Buzzfeed contributed to the fetishisation of lesbians by encouraging “queer” people to disclose where they find “lesbian porn” in its 2017 article, “We Asked Queer People Where They Find Lesbian Porn That’s Actually Worth Watching.” The author, Sarah Karlan (whose sexual orientation could not be confirmed and did not reply to a request for comment) surveyed “queer” people “about their queer porn habits.” Yet, as the title suggests, the “queer porn habits” Karlan asked for were specifically “lesbian,” indicating the push towards “inclusivity” isn’t sensitive of lesbophobic fetishism. Karlan prefaces the article by saying:
“Let’s get real -- most NSFW [not safe for work] content featuring queer women out there is not made for queer women...so we also made sure to ask for tips on where to find diverse and authentic queer porn, especially made by and for queer women.”
Karlan is aware that lesbian pornography is made for men, usually by men, which is why she temporarily drops “inclusive language” for “lesbian porn” in the title.

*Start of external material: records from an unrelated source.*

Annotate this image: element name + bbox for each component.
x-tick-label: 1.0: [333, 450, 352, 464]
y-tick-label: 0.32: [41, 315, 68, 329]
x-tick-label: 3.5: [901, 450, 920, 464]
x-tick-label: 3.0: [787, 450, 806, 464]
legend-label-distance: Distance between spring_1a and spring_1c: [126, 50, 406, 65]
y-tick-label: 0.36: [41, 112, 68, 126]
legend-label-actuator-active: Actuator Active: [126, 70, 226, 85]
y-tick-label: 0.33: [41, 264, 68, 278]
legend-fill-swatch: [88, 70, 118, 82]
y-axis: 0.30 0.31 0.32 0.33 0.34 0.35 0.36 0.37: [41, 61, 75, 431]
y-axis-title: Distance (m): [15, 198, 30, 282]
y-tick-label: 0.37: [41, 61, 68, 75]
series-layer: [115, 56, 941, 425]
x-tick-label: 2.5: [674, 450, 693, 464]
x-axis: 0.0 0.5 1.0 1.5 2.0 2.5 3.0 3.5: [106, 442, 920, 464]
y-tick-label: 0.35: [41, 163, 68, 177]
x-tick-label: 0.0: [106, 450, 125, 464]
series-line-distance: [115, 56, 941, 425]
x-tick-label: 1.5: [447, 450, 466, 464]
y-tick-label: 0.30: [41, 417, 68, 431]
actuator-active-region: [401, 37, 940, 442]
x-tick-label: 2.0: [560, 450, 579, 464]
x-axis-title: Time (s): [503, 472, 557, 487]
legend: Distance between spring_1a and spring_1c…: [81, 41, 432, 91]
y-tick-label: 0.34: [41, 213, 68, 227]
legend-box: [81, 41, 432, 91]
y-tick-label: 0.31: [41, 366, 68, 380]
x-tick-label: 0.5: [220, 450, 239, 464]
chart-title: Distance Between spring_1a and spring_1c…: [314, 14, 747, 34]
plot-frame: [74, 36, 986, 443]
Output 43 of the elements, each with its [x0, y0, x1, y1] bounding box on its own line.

Karlan proceeds to use “queer” in reference to lesbianism thereafter; the job is done, the reader knows Karlan is talking about pornified lesbianism, now it’s time to be “inclusive” again. “Queer porn” is not nearly as popular as lesbian pornography. Making lesbian pornography synonymous with the experience of all “queer” people is insensitive and inappropriate because lesbian pornography’s popularity specifically affects lesbian lives. It makes the word ‘lesbian’ automatically dirty and pushes lesbian women to identify as ‘queer’ instead.

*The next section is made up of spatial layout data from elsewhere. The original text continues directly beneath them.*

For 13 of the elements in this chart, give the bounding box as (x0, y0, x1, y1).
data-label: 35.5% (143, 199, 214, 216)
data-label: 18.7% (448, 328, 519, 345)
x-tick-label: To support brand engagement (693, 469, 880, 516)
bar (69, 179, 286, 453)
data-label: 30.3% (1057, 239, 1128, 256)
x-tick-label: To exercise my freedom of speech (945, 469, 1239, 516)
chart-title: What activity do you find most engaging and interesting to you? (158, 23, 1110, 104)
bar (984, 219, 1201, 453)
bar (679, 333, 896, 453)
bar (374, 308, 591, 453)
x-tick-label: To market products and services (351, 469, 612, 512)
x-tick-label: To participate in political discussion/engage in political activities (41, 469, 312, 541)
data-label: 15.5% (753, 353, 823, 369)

Does anyone care that a Utah man, in 2020, raped his wife’s lesbian friend to “fix the gay?” Or are we going to keep pretending that lesbian porn’s popularity, with most of the viewership being heterosexual men, isn’t corrective, when the very nature of lesbianism involves sexually rejecting men? Karlan’s article makes lesbianism “disappear” with the overuse of “queer” instead, exactly as Morris feared. Furthermore, Karlan encourages the readership to create their own “lesbian” pornographic content if they can’t find any “that’s actually worth watching.”

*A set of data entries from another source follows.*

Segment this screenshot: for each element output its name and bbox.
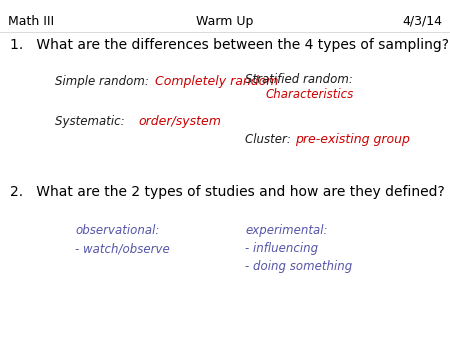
Text: 4/3/14: 4/3/14 [402,15,442,28]
Text: Math III: Math III [8,15,54,28]
Text: Stratified random:: Stratified random: [245,73,353,86]
Text: - doing something: - doing something [245,260,352,273]
Text: 1.   What are the differences between the 4 types of sampling?: 1. What are the differences between the … [10,38,449,52]
Text: Warm Up: Warm Up [196,15,254,28]
Text: Characteristics: Characteristics [265,88,353,101]
Text: - influencing: - influencing [245,242,318,255]
Text: order/system: order/system [138,115,221,128]
Text: Cluster:: Cluster: [245,133,295,146]
Text: pre-existing group: pre-existing group [295,133,410,146]
Text: Systematic:: Systematic: [55,115,128,128]
Text: Simple random:: Simple random: [55,75,153,88]
Text: - watch/observe: - watch/observe [75,242,170,255]
Text: 2.   What are the 2 types of studies and how are they defined?: 2. What are the 2 types of studies and h… [10,185,445,199]
Text: Completely random: Completely random [155,75,279,88]
Text: observational:: observational: [75,224,159,237]
Text: experimental:: experimental: [245,224,328,237]
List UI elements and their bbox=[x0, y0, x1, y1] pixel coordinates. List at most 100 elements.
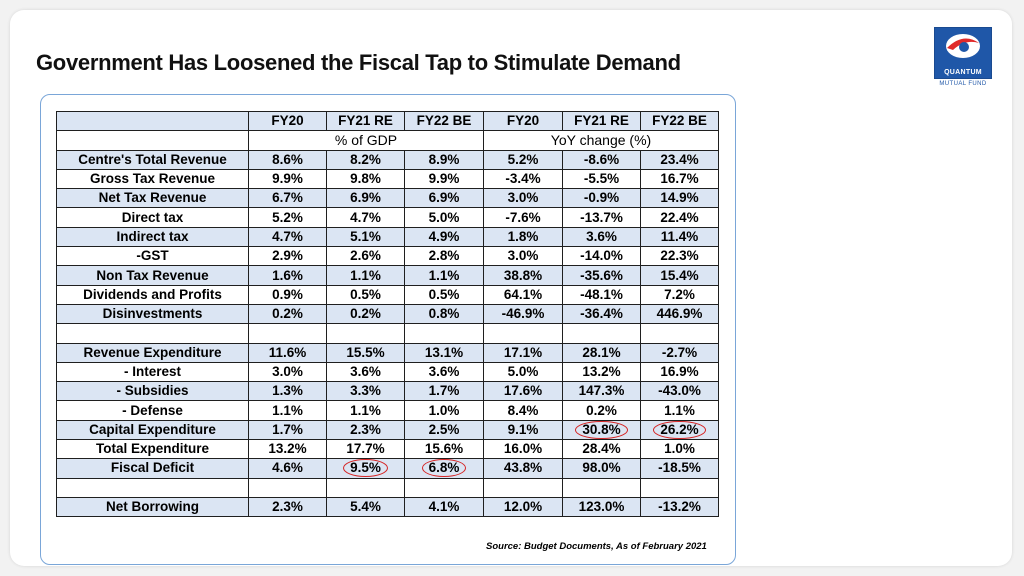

An 18-year-old “queer” person suggests, “search for specifics.” Then, a “60-year-old nonbinary lesbian” says, “if you would like a little bit of realism, searching for the words ‘real lesbian orgasm’…and always skip the films with women with long fingernails.” A “kinky” 20-year-old bisexual woman states “don’t be afraid to watch something out of fear that someone will judge you.”
Inclusivity, when appropriate, is essential in publishing current events accurately and thoughtfully. However, the push towards “inclusive language,” with umbrella terms like “queer” inappropriately being used in reference to all gay, lesbian and bisexual issues, overrides nuance. It makes the group a monolith and erases the specific realities of each sexual orientation. The push towards “inclusive language” in the field of publishing can exclude reality.
Publications erasing lesbianism through “inclusive language,” by calling them “queer” instead, miss an opportunity for true representation of lesbian stories. There is an alienation between contemporary lesbians and their history, culture and lesbian elders—not just “queer” elders—a lack of connection to who we really are, in all its rich and completely normal difference.